Sunday, October 11, 2009

Oh my, the time has flown!

I cannot believe it's been over a week since my last post! Apologies. I must get back into the groove.

October 9th marked one month of classes for the wonderful ladies of the Montessori Institute of Atlanta 09-10 training course. In that time, my roommate Jesse and I have been through nearly an entire 500 sheet ream of paper. We've finished nearly two black ink cartridges. We recycle furiously and opted to purchase a CASE of recycled paper, to save money AND the earth. It's hard to believe, though, how much money something like this can cost on TOP of tuition. I put it in to perspective by reminding myself that these will be papers that go into my albums, albums which I will use for the rest of my teaching career--but sometimes it's hard to swallow the cost at the output rather than spread throughout an entire career.

A month away from home, i'm feeling very homesick.
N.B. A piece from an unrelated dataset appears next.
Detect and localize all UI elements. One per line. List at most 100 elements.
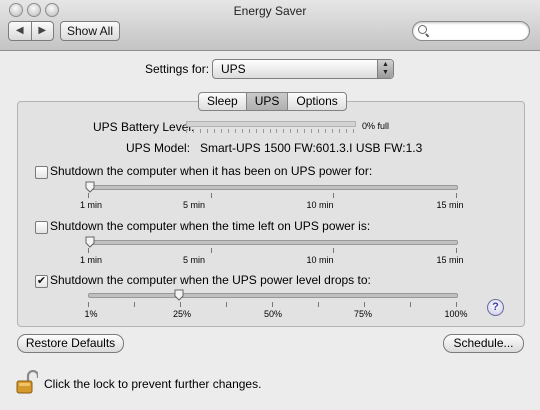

My big brother and nephew are visiting my Mom and Dad in Columbus this weekend...Nathaniel is off to the wedding of our friend Zach in PA. The world keeps spinning for all of us, and yet, the more it spins, the further it makes me feel from the people I love. I don't have a lot of time to *think* about being homesick, though, and that makes it more bearable. I remind myself, A LOT, that I am doing the right thing...that I am doing something good. Something great, really. Something for myself and for the betterment of the world around me. Something I can be proud of. Something that the people who LOVE me have supported me to do, and are proud of.

But every day at the training center is a new one. There are new things to learn, to discover. We have finished our Practical Life presentations, and moved on to Sensorial--a whole new world of materials and information. Lectures and presentations will be put on hold for a week, however, while we go out on our first round of observations. I am incredibly excited to be out and around children again--I think that it helps bring everything back in to perspective. I'm also so thankful that someone would let me come into their classroom for 8 days and scribble in a notebook.
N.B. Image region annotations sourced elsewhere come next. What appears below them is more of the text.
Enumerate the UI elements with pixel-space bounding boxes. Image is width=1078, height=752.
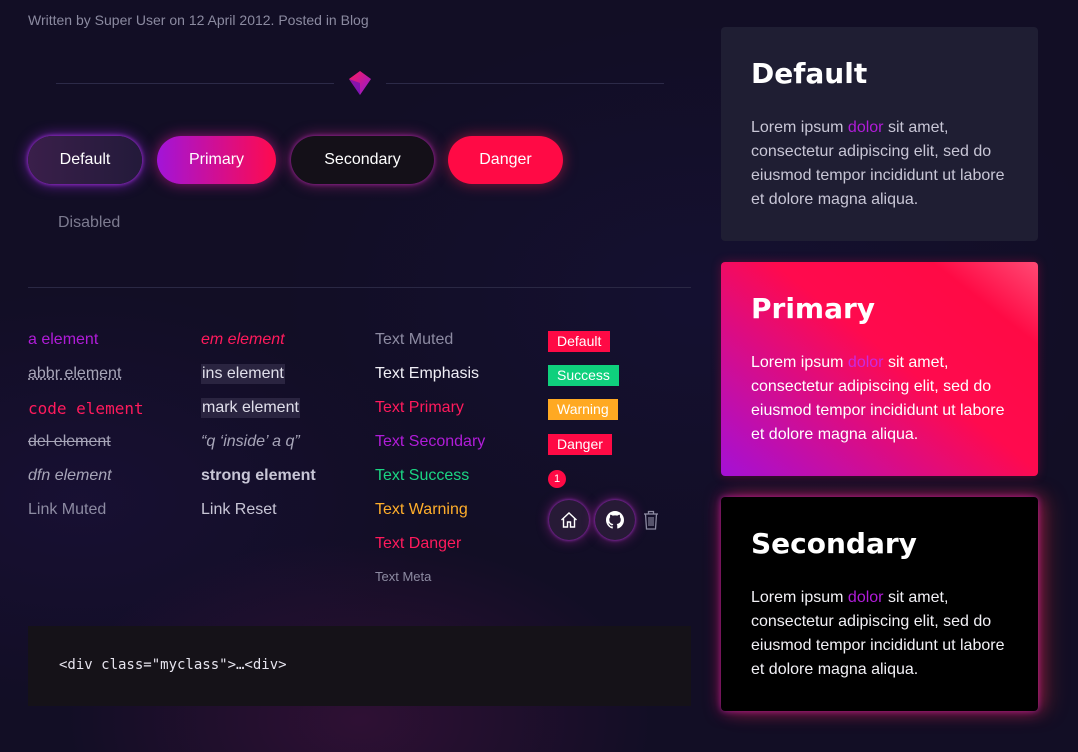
text-success: Text Success — [375, 467, 470, 484]
card-text-before: Lorem ipsum — [751, 589, 848, 606]
card-text-highlight: dolor — [847, 354, 884, 371]
card-secondary: Secondary Lorem ipsum dolor sit amet, co… — [721, 497, 1038, 711]
article-meta: Written by Super User on 12 April 2012. … — [28, 12, 369, 28]
trash-icon — [644, 510, 658, 530]
diamond-icon — [349, 71, 371, 95]
text-danger: Text Danger — [375, 535, 462, 552]
card-default: Default Lorem ipsum dolor sit amet, cons… — [721, 27, 1038, 241]
mark-element: mark element — [201, 398, 300, 418]
danger-button[interactable]: Danger — [448, 136, 563, 184]
text-warning: Text Warning — [375, 501, 468, 518]
text-meta: Text Meta — [375, 569, 432, 584]
card-primary-title: Primary — [751, 292, 876, 325]
default-button[interactable]: Default — [28, 136, 142, 184]
github-icon-button[interactable] — [595, 500, 635, 540]
label-default: Default — [548, 331, 611, 352]
github-icon — [606, 511, 624, 529]
meta-author-link[interactable]: Super User — [95, 12, 166, 28]
dfn-element: dfn element — [28, 467, 112, 484]
text-emphasis: Text Emphasis — [375, 365, 480, 382]
disabled-button: Disabled — [58, 214, 121, 231]
meta-category-link[interactable]: Blog — [341, 12, 369, 28]
card-secondary-title: Secondary — [751, 527, 917, 560]
code-snippet: <div class="myclass">…<div> — [59, 657, 287, 673]
link-reset[interactable]: Link Reset — [201, 500, 277, 520]
secondary-button[interactable]: Secondary — [291, 136, 434, 184]
meta-written-by: Written by — [28, 12, 91, 28]
text-primary: Text Primary — [375, 399, 464, 416]
meta-on: on — [169, 12, 185, 28]
code-block: <div class="myclass">…<div> — [28, 626, 691, 706]
ins-element: ins element — [201, 364, 285, 384]
card-text-before: Lorem ipsum — [751, 119, 848, 136]
a-element-link[interactable]: a element — [28, 330, 98, 350]
card-primary: Primary Lorem ipsum dolor sit amet, cons… — [721, 262, 1038, 476]
label-success: Success — [548, 365, 619, 386]
card-default-title: Default — [751, 57, 868, 90]
primary-button[interactable]: Primary — [157, 136, 276, 184]
trash-icon-button[interactable] — [641, 508, 661, 532]
home-icon-button[interactable] — [549, 500, 589, 540]
card-text-highlight: dolor — [847, 119, 884, 136]
card-secondary-text: Lorem ipsum dolor sit amet, consectetur … — [751, 586, 1013, 682]
divider-line-right — [386, 83, 664, 84]
meta-posted-in: Posted in — [278, 12, 337, 28]
em-element: em element — [201, 331, 285, 348]
divider-line-left — [56, 83, 334, 84]
text-muted: Text Muted — [375, 331, 454, 348]
meta-date: 12 April 2012. — [188, 12, 275, 28]
strong-element: strong element — [201, 467, 316, 484]
label-danger: Danger — [548, 434, 612, 455]
horizontal-rule — [28, 287, 691, 288]
abbr-element: abbr element — [28, 365, 122, 382]
card-primary-text: Lorem ipsum dolor sit amet, consectetur … — [751, 351, 1013, 447]
section-divider — [56, 70, 664, 96]
card-default-text: Lorem ipsum dolor sit amet, consectetur … — [751, 116, 1013, 212]
card-text-highlight: dolor — [847, 589, 884, 606]
code-element: code element — [28, 399, 144, 418]
link-muted[interactable]: Link Muted — [28, 500, 106, 520]
del-element: del element — [28, 433, 111, 450]
count-badge: 1 — [548, 470, 566, 488]
home-icon — [561, 512, 577, 528]
text-secondary: Text Secondary — [375, 433, 486, 450]
card-text-before: Lorem ipsum — [751, 354, 848, 371]
label-warning: Warning — [548, 399, 618, 420]
q-element: “q ‘inside’ a q” — [201, 433, 300, 450]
I will update this week, I promise, with a less scattered post. For now, thanks for reading--and for being part of my journey.




Wednesday, September 30, 2009

Grace and Courtesy; or, why my Mother called me "Grace" as a child.

A part of Practical Life in every Children's house are the lessons of grace and courtesy. These impart to the child various skills of physical and social grace, and are, in a sense, the "social lubricant" of a classroom. These lessons, given to the children in small groups, include things like: How to passby, how to greet a guest, how to answer a phone, how to blow one's nose, etc.

I have always considered myself at least (relatively) courteous. I know how and when to say excuse me. I know how to introduce myself. But grace? I don't know if grace is something I've ever had.

When I was little, My Momma would call me "Grace" for my utter lack of it. I am doubtful that any child fell, tripped, tumbled, bumped, bruised as much as I did. And every time, without chiding, my Mom would patch me up and ever so lovingly call me her Grace. Dance classes as I got older certainly helped, and getting to dance in our high school production of "The Secret Garden" was a surprise and joy. It's been a few years now since I've fallen and scraped myself up. But being in an environment with a million materials that are out of scale to me has made me feel bumbling. Holding the spoon is hard. How can I sit in this chair? The bowl is too small for me to grasp. Slow down, I remind myself. Slow. down.

My classmates and trainer defined grace together: fluidity. precision. purpose. exactness. organic. natural. internal calm. internal peace. lightness. a beauty that is owned. the essence of movement taken to a level of elegance. The finest of movements, where precision becomes natural.

It is the guide's job not just to model grace, but to own it, to make it incarnate, a part of ourselves. So I ask myself: do I move and live with fluidity? With precision? Is there purpose? Am I exact? How do I incarnate something which I've never...embodied before?

I am working to embody grace. I am working to own it, so that I can offer it to the child. Remind me, if you see me, to slow down; you may be unconsciously assisting me in my goal.